You can do it with an if:
Handlebars.registerHelper 'status', (blog) ->
status = parseInt(blog.status, 10)
if 0 <= status <= 20
'Active'
else if 20 < status <= 40
'Moderately Active'
else if 40 < status <= 60
'Very Active'
else if 60 < status <= 100
'Hyper Active'
else
# You need to figure out what to say here
Or with short circuiting returns like this:
Handlebars.registerHelper 'status', (blog) ->
status = parseInt(blog.status, 10)
return 'Something...' if status <= 0
return 'Active' if status <= 20
return 'Moderately Active' if status <= 40
return 'Very Active' if status <= 60
return 'Hyper Active' if status <= 100
return 'Something else' # This return isn't necessary but I like the symmetry
Note that you have three special cases that you need to add strings for:
status < 0.
status > 100.
status is NaN. This case would usually fall under the final "it isn't less than or equal to 100" branch since NaN => n and NaN <= n are both false for all n.

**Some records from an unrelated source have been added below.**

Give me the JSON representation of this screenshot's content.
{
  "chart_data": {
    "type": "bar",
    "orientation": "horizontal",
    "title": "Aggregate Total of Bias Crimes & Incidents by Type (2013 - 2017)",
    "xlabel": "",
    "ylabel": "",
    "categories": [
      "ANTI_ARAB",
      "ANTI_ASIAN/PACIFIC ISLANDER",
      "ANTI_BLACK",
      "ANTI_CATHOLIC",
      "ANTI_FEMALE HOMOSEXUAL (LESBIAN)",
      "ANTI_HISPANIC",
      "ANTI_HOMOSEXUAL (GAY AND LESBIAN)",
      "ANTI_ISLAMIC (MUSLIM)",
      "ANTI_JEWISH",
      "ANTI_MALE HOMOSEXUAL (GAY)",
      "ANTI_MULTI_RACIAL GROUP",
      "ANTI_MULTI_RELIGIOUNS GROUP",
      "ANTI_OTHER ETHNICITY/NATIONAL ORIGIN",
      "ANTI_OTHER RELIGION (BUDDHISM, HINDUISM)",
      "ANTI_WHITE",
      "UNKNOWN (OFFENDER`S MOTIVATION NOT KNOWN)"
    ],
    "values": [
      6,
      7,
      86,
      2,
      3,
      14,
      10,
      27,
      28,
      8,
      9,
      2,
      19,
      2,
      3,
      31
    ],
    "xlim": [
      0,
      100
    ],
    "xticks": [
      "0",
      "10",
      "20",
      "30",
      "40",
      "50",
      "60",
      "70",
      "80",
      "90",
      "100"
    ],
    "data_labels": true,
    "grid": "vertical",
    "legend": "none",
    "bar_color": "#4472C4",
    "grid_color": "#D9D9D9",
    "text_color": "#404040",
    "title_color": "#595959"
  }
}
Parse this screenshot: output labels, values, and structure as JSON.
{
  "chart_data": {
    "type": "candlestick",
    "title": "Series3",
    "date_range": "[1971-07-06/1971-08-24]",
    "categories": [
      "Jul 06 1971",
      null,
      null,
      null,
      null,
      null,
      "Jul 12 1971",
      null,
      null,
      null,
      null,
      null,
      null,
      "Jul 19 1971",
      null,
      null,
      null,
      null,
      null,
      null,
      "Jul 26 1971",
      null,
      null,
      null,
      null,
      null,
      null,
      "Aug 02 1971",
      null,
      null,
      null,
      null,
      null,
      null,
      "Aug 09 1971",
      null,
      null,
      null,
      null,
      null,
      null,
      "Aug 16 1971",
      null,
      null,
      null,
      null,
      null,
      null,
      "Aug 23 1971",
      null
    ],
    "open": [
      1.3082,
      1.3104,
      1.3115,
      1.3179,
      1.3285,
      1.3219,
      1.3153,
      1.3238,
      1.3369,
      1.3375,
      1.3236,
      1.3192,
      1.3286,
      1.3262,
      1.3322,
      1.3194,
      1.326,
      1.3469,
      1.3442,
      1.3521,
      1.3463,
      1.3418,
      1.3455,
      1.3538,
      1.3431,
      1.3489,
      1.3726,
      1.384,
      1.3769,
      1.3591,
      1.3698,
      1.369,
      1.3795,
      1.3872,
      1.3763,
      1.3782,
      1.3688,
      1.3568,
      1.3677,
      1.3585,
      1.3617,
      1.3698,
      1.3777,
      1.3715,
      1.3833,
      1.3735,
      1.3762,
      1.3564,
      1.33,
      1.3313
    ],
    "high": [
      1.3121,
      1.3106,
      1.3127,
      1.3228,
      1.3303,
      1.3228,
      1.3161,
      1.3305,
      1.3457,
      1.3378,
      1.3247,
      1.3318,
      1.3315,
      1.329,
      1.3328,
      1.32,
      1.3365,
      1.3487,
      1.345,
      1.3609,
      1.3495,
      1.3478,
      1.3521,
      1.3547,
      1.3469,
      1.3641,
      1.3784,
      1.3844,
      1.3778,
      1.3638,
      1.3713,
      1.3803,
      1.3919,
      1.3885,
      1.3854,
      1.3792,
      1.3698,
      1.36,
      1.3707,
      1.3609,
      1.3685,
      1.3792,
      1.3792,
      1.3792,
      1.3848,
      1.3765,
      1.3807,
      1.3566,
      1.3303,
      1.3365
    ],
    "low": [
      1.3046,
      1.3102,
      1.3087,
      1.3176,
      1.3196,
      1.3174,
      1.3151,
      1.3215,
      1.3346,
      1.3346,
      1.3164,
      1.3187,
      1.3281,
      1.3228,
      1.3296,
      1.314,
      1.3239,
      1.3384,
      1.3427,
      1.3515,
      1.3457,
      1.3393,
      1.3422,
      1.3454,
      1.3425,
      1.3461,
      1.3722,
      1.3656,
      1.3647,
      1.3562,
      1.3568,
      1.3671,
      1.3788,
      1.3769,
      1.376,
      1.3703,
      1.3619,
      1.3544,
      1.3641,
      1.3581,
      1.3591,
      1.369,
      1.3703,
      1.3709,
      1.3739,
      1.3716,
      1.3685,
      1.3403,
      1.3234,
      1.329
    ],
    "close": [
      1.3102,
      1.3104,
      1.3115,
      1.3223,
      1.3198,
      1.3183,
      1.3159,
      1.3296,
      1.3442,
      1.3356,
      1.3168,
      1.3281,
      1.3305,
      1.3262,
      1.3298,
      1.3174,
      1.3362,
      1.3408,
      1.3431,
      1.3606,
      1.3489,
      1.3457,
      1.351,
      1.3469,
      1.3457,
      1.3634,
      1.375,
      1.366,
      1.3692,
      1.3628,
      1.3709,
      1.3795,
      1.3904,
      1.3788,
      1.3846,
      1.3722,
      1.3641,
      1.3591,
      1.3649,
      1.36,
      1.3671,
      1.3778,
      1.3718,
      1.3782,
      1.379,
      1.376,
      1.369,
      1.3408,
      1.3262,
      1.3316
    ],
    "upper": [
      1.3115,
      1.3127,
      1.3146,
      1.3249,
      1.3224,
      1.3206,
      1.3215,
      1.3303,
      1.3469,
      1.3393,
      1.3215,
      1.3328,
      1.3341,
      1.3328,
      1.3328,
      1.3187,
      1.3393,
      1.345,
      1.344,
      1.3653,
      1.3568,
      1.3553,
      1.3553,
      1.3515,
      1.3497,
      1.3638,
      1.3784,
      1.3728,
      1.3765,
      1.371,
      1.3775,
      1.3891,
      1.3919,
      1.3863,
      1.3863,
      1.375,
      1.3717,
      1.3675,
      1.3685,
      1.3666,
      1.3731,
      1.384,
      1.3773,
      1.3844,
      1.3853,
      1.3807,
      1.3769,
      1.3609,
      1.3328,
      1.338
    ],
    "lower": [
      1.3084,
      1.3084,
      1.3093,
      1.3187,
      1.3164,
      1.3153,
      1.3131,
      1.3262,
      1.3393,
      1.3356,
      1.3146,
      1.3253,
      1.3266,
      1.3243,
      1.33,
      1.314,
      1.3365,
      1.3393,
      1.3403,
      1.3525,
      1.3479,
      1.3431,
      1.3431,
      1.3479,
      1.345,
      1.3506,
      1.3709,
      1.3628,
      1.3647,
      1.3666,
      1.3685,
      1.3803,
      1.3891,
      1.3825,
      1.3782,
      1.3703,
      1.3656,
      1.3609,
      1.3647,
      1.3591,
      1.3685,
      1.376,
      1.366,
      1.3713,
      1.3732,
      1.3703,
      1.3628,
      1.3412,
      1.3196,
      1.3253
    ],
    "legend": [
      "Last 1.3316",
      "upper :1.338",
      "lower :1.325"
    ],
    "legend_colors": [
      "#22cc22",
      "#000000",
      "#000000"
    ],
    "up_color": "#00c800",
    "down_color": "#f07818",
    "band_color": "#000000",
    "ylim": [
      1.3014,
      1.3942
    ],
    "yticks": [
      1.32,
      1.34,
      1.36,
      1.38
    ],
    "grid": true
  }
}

Yes, you're absolutely certain that the status will always fall within the assumed range. On the other hand, the impossible happens all the time software (hence the comp.risks mailing list) and there's no good reason to leave holes that are so easily filled.
Also note the addition of the radix argument to the parseInt call, you wouldn't want a leading zero to make a mess of things. Yes, the radix argument is optional but it really shouldn't be and your fingers should automatically add the , 10 to every parseInt call you make.
Adding a tiny bit to mu is too short's answer, you can transform its second code snippet into a switch expression:
Handlebars.registerHelper 'status', (blog) ->
status = parseInt(blog.status, 10)
switch
when status <= 0 then 'Something...'
when status <= 20 then 'Active'
when status <= 40 then 'Moderately Active'
when status <= 60 then 'Very Active'
when status <= 100 then 'Hyper Active'
else 'Something else'
This is basically equivalent to doing a switch (true) in JavaScript (though the CS compiler will generate a switch (false) statement with the negated conditions to ensure boolean results from the expressions... i think).
And the reason why the switch over ranges doesn't work is that ranges literals in CS represent plain old JS arrays (though the compiler will do some optimization tricks when doing something like for i in [1..something]), so when they are found inside a switch they are treated just like normal array values:
// Generated JS for question's CS code:
switch (parseInt(blog.status)) {
case [0, 1, 2, 3, 4, 5, 6, 7, 8, 9, 10, 11, 12, 13, 14, 15, 16, 17, 18, 19, 20]:
status = "active";
break;
case [20, 21, 22, 23, 24, 25, 26, 27, 28, 29, 30, 31, 32, 33, 34, 35, 36, 37, 38, 39, 40]:
status = "Moderately Active";
break;
case [40, 41, 42, 43, 44, 45, 46, 47, 48, 49, 50, 51, 52, 53, 54, 55, 56, 57, 58, 59, 60]:
status = "Very Active";
break;
case (function() {
_results = [];
for (_i = 60; _i <= 100; _i++){ _results.push(_i); }
return _results;
}).apply(this):
status = "Hyper Active";
}
The value inside the switch statement is basically compared to each case value using ===, which only works for primitives, not for arrays (and even if it worked for arrays, it would be testing array equality, not if the switched value is contained in the caseed arrays).